The Old Place
- By Bobby Finger
- G.P. Putnam’s Sons
- 336 pp.
- Reviewed by Carr Harkrader
- November 18, 2023
Life in a small town can be both stifling and surprising.
I admit it: Any book that uses the close parsing of a newspaper obituary as a plot point has already won me over. “This was like no obituary she’d ever read,” a character thinks to herself in The Old Place before surpassing even the most earnest English major in the level of textual analysis she applies to a single death notice.
More widely read than haikus but written with the same degree of provocative conciseness, obituaries are the lifeblood of hometown papers, and The Old Place, the debut novel from journalist/podcaster Bobby Finger, is nothing if not aware of small-town mores. If you don’t appreciate discussions of potato salad recipes, emotional breakdowns in the Cracker Barrel by the highway offramp, or the social implications of installing an inground pool, this book may not be for you.
But if you get a tingle from phrases like “traumatic mayonnaise-based memory”? Pour a glass of Yellow Tail and settle in.
Finger grew up in a small town, and Billington, Texas, is the fictional burg where he lays his scene. Mary Alice Roth reigns as Billington’s cranky matriarch, presiding over the annual Catholic church picnic with an iron fist and doling out potluck assignments based on who’s pissed her off that year and needs to perform “culinary penance”: Beans for the saved; labor-intensive potato salad for the sinners.
Mary Alice spent her whole career as a math teacher in Billington. Intimidating to students and parents alike, her reputation precedes her in the community but also protects her from facing more personal truths outside the classroom. Recently forced into mandatory retirement by the school system, she finds herself with unwanted free time — “monotony was only acceptable if imbued with a greater purpose” — and a curdled, if misplaced, anger at her replacement.
Her days now wide open and endless, Mary Alice rekindles a friendship with a neighbor, Ellie. They’d been close once but drifted apart after the concurrent deaths of their teenaged sons over a decade earlier. There are hints that all was not well between the women even before their sons’ passing; the novel’s early chapters showcase Finger’s wry touch in portraying the entangled dynamics that become baked into people’s lives. Dry, isolated Billington is a kiln, hardening reputations and, as Mary Alice reflects, never giving anyone “enough distance to forget.”
The story turns on the arrival of Mary Alice’s estranged younger sister, Katherine, who flies in from Atlanta with news that changes our understanding of Mary Alice. Katherine wants her sister to return to Georgia to confront unresolved issues, but Mary Alice refuses to go until after the upcoming church picnic. Duty calls, after all.

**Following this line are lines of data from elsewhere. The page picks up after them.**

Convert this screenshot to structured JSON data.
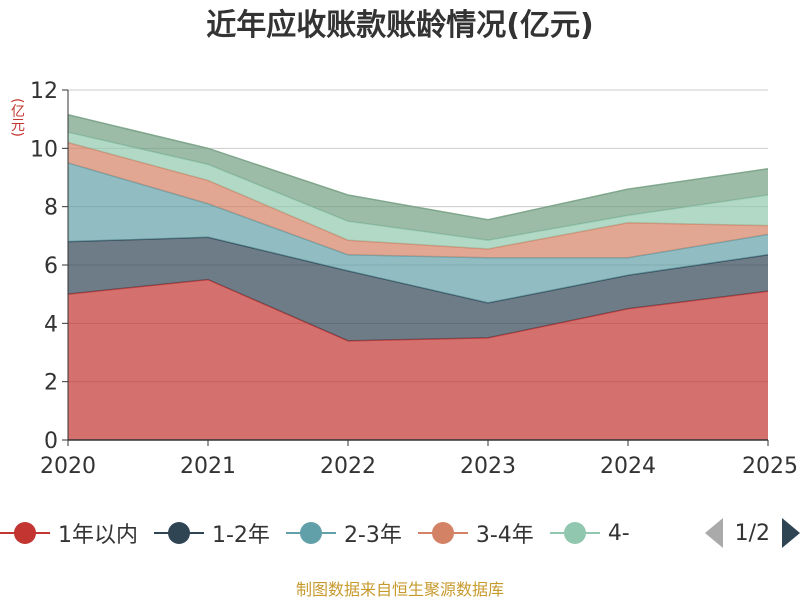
{
  "title": "近年应收账款账龄情况(亿元)",
  "y_unit": "(亿元)",
  "footer": "制图数据来自恒生聚源数据库",
  "pager": {
    "text": "1/2"
  },
  "legend": [
    {
      "name": "1年以内",
      "color": "#c23531"
    },
    {
      "name": "1-2年",
      "color": "#2f4554"
    },
    {
      "name": "2-3年",
      "color": "#61a0a8"
    },
    {
      "name": "3-4年",
      "color": "#d48265"
    },
    {
      "name": "4-",
      "color": "#91c7ae"
    }
  ],
  "chart_data": {
    "type": "area",
    "stacked": true,
    "title": "近年应收账款账龄情况(亿元)",
    "ylabel": "(亿元)",
    "categories": [
      "2020",
      "2021",
      "2022",
      "2023",
      "2024",
      "2025"
    ],
    "ylim": [
      0,
      12
    ],
    "yticks": [
      0,
      2,
      4,
      6,
      8,
      10,
      12
    ],
    "grid": true,
    "legend_position": "bottom",
    "series": [
      {
        "name": "1年以内",
        "color": "#c23531",
        "values": [
          5.0,
          5.5,
          3.4,
          3.5,
          4.5,
          5.1
        ]
      },
      {
        "name": "1-2年",
        "color": "#2f4554",
        "values": [
          1.8,
          1.45,
          2.4,
          1.2,
          1.15,
          1.25
        ]
      },
      {
        "name": "2-3年",
        "color": "#61a0a8",
        "values": [
          2.7,
          1.15,
          0.55,
          1.55,
          0.6,
          0.7
        ]
      },
      {
        "name": "3-4年",
        "color": "#d48265",
        "values": [
          0.7,
          0.8,
          0.5,
          0.3,
          1.2,
          0.3
        ]
      },
      {
        "name": "4-",
        "color": "#91c7ae",
        "values": [
          0.35,
          0.55,
          0.65,
          0.3,
          0.25,
          1.05
        ]
      },
      {
        "name": "",
        "color": "#749f83",
        "values": [
          0.6,
          0.55,
          0.9,
          0.7,
          0.9,
          0.9
        ]
      }
    ]
  }
}
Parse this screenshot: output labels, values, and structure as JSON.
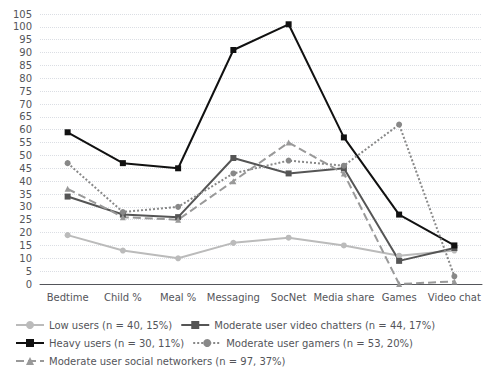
{
  "chart_data": {
    "type": "line",
    "categories": [
      "Bedtime",
      "Child %",
      "Meal %",
      "Messaging",
      "SocNet",
      "Media share",
      "Games",
      "Video chat"
    ],
    "series": [
      {
        "name": "Low users (n = 40, 15%)",
        "color": "#bbbbbb",
        "marker": "circle",
        "line_style": "solid",
        "values": [
          19,
          13,
          10,
          16,
          18,
          15,
          11,
          13
        ]
      },
      {
        "name": "Moderate user video chatters (n = 44, 17%)",
        "color": "#555555",
        "marker": "square",
        "line_style": "solid",
        "values": [
          34,
          27,
          26,
          49,
          43,
          45,
          9,
          14
        ]
      },
      {
        "name": "Heavy users (n = 30, 11%)",
        "color": "#111111",
        "marker": "square",
        "line_style": "solid",
        "values": [
          59,
          47,
          45,
          91,
          101,
          57,
          27,
          15
        ]
      },
      {
        "name": "Moderate user gamers (n = 53, 20%)",
        "color": "#888888",
        "marker": "circle",
        "line_style": "dotted",
        "values": [
          47,
          28,
          30,
          43,
          48,
          46,
          62,
          3
        ]
      },
      {
        "name": "Moderate user social networkers (n = 97, 37%)",
        "color": "#999999",
        "marker": "triangle",
        "line_style": "dashed",
        "values": [
          37,
          26,
          25,
          40,
          55,
          43,
          0,
          1
        ]
      }
    ],
    "ylim": [
      0,
      105
    ],
    "yticks": [
      0,
      5,
      10,
      15,
      20,
      25,
      30,
      35,
      40,
      45,
      50,
      55,
      60,
      65,
      70,
      75,
      80,
      85,
      90,
      95,
      100,
      105
    ],
    "grid": true,
    "legend": "lower left"
  }
}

Secrets start to seep out in the few days between Katherine’s arrival and the picnic, drama accumulating like slabs of brisket piled onto white bread. Like an overstuffed sandwich, the sheer volume of revelations placed in front of readers can be too much to swallow. The last quarter of the book goes quickly as accusations, realizations, and storylines mount. Confusing flashbacks begin to accumulate. Who knew what about who when? I often found myself asking.
Still, my affection for the tale remains. It’s like a good friend telling you a story you can’t always follow: Sure, you could use more information, but you’re not going to interrupt them when they’re on a roll. And Finger is mostly on a roll here. His narration comes with a knowing charm, and his portrayal of small-town life thankfully fits on the entertaining side of the Stars Hollow quirky-to-annoying matrix.
The old place of the book’s title is a lakeside shack outside Billington. To reach it — there is no map — you have to know which unpaved paths to take. It’s been in Mary Alice’s family for a long time and turns out to be the origin of most of the trials and tribulations in the book. Events that happened at the shack decades ago might as well have happened last Tuesday, for the grip they still have on folks.
The Old Place is a novel that evokes a place more than it explains that place’s pull on the people around it. It’s a yarn, it’s a love letter, and it puts an obituary center stage. Throw in a stoplight or two, and what more do you need?